Last week I had the pleasure to participate in a panel that talked about the future of DevOps. It was part of Transform!2019 Event that was in Munich, Germany. Fun fact, from the hotel I could see the Google office, which brought many good memories.
The main goal of the event was to let participants a way to experience what it means to change a company to become more “Intelligent”. The way to share the knowledge was by engaging in an open dialogue between industry leaders, start-ups in the DevOps world, executives and SAP experts. The event had few tracks and many options to network which was a great opportunity to learn from others.
When it comes to creating a business that can thrive in the digital age, the benefits of DevOps are clear. Faster deployment frequency and lower failure rates are proven to be some of the advantages of DevOps adoption. It brings more velocity into your (software) organization and enables you to add more value (faster) to your users.
The panel talked about the trends in the adoption of DevOps, challenges in the transformative journey and the latest and greatest in technology to help drive results (Psst… Check JFrog E+ if you want to see one good answer to the challenges).
The main question I addressed was about security and how it’s an impediment for DevOps adoption. What should be the trade-off in DevOps Solutions between velocity and security?
My answer was that there should not be a tradeoff where you sacrifice your velocity. Security should be baked into your DevOps in a way it is helpful for the developers and not slowing them. You wish to use a tool that put guardrails and not gates, so your developers keep themselves on the paved road and not spending the time to pass gates. I saw this approach both in Google and Netflix and it’s working for these companies quite well.
How to achieve that?
On the velocity perspective you wish to use a tool that is automated and suggesting solutions so it’s not just ‘FYI’ information. Anything that can be done manually should be automated. Moreover, the tool should be securing the pipelines from the development phase up to the deployment and later monitor everything that is in production (see below the details around each phase). You also want to minimize the false-positive alerts so your developers will gain more trust in the tool. In other words, it’s not just about quantity but also about the quality of the alerts.
In terms of the security aspects, we wish the tools to have wide coverage of vulnerabilities (think beyond NVD). It should have a way to integrate with IDEs so our developers could know what are the risks while they are building the software.

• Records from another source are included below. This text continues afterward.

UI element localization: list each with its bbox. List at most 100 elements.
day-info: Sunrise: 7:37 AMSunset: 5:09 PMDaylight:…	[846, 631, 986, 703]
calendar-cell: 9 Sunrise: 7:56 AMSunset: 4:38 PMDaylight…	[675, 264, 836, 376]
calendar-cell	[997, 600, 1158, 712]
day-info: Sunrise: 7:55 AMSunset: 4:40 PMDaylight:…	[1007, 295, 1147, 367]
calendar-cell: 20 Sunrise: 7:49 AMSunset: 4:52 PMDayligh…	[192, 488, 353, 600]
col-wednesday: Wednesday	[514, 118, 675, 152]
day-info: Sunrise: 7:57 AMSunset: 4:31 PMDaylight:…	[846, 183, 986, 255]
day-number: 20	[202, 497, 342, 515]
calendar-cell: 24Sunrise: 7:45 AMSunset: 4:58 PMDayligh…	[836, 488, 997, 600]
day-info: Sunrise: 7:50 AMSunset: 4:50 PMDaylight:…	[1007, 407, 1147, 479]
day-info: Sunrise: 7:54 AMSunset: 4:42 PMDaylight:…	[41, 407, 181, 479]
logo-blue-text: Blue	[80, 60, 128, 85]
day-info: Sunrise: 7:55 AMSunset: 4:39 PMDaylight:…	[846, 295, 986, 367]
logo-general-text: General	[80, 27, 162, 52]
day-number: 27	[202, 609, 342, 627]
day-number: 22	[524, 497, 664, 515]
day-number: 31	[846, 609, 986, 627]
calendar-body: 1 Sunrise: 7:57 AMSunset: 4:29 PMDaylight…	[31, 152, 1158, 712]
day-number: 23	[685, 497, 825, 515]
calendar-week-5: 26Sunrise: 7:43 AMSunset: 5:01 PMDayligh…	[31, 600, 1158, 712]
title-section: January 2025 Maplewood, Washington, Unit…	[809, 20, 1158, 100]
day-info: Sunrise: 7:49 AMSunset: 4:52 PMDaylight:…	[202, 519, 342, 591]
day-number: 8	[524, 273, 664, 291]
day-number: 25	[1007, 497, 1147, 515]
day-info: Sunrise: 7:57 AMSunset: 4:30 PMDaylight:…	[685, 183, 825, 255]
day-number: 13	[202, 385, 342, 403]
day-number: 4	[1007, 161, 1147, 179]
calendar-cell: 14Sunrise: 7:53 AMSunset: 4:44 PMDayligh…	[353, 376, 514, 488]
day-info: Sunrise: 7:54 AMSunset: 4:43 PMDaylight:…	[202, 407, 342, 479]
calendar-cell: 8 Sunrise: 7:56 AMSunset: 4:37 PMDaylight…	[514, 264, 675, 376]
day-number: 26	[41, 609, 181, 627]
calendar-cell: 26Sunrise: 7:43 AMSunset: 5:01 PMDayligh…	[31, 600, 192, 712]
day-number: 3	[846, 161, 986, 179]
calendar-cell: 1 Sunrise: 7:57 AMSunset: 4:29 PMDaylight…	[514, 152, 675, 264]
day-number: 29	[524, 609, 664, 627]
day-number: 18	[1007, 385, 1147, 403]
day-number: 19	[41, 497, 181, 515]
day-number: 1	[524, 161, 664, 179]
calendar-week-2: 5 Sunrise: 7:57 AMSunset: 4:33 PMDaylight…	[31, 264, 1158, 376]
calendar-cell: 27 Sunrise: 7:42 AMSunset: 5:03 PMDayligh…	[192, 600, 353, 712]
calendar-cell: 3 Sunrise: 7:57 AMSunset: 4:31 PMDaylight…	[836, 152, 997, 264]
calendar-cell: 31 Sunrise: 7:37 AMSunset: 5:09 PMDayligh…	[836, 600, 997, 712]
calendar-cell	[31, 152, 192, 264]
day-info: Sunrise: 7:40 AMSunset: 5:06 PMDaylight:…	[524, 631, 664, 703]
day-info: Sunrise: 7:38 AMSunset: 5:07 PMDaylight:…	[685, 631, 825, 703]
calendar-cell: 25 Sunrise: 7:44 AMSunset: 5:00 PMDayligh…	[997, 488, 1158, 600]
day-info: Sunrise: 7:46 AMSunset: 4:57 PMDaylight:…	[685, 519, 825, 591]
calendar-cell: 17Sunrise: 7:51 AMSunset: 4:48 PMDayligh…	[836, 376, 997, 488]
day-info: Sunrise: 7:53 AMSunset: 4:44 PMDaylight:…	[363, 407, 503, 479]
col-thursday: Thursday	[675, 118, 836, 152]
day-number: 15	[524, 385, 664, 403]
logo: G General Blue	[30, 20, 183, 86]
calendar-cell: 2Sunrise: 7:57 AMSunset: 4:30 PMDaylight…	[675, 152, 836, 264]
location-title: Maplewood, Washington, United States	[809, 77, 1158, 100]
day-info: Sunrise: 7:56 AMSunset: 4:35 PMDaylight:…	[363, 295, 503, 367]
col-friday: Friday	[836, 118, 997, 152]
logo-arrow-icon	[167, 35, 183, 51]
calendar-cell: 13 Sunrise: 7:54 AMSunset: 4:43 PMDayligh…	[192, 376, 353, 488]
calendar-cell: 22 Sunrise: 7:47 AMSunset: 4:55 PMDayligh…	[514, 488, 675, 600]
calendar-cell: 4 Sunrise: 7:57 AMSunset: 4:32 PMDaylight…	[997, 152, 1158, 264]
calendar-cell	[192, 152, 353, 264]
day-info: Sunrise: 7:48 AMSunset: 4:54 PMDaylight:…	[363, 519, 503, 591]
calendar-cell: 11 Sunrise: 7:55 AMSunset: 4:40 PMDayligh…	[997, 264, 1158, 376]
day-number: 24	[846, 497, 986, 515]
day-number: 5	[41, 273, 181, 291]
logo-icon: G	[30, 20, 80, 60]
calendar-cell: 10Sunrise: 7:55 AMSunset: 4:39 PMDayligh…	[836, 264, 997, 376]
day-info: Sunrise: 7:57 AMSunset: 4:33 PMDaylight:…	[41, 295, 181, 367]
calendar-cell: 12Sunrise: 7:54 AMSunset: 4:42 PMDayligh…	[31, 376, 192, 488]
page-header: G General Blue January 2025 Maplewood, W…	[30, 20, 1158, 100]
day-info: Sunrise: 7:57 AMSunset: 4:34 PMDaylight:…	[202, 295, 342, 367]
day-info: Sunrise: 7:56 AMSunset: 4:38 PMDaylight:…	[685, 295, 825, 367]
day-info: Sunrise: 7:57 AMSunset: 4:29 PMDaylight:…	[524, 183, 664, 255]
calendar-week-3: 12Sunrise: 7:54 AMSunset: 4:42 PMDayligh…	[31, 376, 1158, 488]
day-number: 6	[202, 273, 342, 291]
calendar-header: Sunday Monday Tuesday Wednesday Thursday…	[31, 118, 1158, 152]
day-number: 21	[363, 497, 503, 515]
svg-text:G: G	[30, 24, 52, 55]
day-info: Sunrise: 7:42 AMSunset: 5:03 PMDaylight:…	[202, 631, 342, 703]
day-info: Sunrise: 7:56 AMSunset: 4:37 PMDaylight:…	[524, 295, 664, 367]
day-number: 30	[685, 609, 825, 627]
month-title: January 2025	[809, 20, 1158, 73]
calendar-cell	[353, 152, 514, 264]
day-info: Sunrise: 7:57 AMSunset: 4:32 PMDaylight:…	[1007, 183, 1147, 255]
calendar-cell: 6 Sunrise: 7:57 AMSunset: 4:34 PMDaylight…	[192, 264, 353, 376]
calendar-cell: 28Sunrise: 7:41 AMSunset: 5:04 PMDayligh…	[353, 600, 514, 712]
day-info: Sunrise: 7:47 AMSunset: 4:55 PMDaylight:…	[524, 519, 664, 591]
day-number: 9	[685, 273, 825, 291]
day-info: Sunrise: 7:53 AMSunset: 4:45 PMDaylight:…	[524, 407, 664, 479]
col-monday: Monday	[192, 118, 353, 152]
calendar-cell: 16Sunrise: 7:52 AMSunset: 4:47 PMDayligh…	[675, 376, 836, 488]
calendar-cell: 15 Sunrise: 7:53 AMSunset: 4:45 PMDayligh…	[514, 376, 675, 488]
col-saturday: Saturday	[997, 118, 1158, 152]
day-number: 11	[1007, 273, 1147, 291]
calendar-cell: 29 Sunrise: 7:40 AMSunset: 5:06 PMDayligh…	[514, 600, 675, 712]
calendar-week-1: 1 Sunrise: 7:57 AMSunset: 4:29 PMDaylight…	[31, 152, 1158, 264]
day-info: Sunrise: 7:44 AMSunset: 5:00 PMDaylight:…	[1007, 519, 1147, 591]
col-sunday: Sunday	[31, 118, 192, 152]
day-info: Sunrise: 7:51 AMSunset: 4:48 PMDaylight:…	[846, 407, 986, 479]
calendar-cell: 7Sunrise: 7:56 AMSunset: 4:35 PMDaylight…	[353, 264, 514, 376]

Last but not least, you want to tool not just to ‘tell’ you what is wrong with the current package but what are the actions you can take, right? So it should provide a clear path to remediation. For example, a way to do a precise matching between vulnerabilities and packages and offer the ones that are fixed (e.g. think about a case where you can’t use a certain version of openSSL but the tool let you know that another version is safe from these vulnerabilities.)
Another good question that I was asked was about a claim I made at the start of the discussion (don’t ask me why): “By 2020, DevOps will be the default in every organization.” What do you foresee as the plan of action to get there?
There is no one answer that will fit all here. In each company, there will be different gaps that need to be prioritized differently. We know that most companies care about: Innovation , security and cost reduction.
Innovation : It’s a critical success factor for any company that wishes to boost innovation and keep improving its product. The speed that you gain from DevOps best practices helps you increase the possibilities to build more innovative services.
Security : An important aspect to be able to find vulnerabilities as soon as possible in the development cycle and later to mitigate them as fast as you can from production. A great DevSecOps ability is critical.
Cost : It’s helping reduce cost (finding bugs as early as possible and/or removing vulnerabilities from production). Also, it’s a leverage point to your internal development team as they can reach users faster/better/cheaper.
But the plan to attack these goals will be different from company to company. Some best practices to think about in the context of your state, organization’s culture and needs:
Choose the right tools for the job and invest in research for the best tools that will fit your needs. For example, a binary repository that is able to include all the technologies you are working with and enabling you high availability, scaling options and security out of the box.
Try it (proof of concept) on a small scale or some side project and show the value internally. It good to have an internal case study that show the value of a new tool/process (data > opinions in most arguments).
Enable DevSecOps as part of the process without slowing down the pace. Check how Xray can help you on that front.
You wish to make the process of development to deployment frictionless. There are many tools that are fragmented and you need to fight the DIY culture or the false notion that ‘we can build it here over the weekend’. The efficient way to do it is by comparing the best tools out there and measure them according to the metrics you care. For example, what is the total cost of ownership for your CI? or what is the cost of a security risk that could be found during the dev-phase?
DIY as a culture bring you to a place where there is no economy of scale without a holistic view to solving the pain points. That is why you might want to consider platforms like E+
There were many other interesting topics we talked about like:
- How will DevOps evolve over the next few years?
- How are you addressing DevOps Transformation?
- What are the current challenges that prevent adoption, especially around monitoring and observability?
- How was life before DevOps?
I hope we will have the video recording soon so I could publish it here.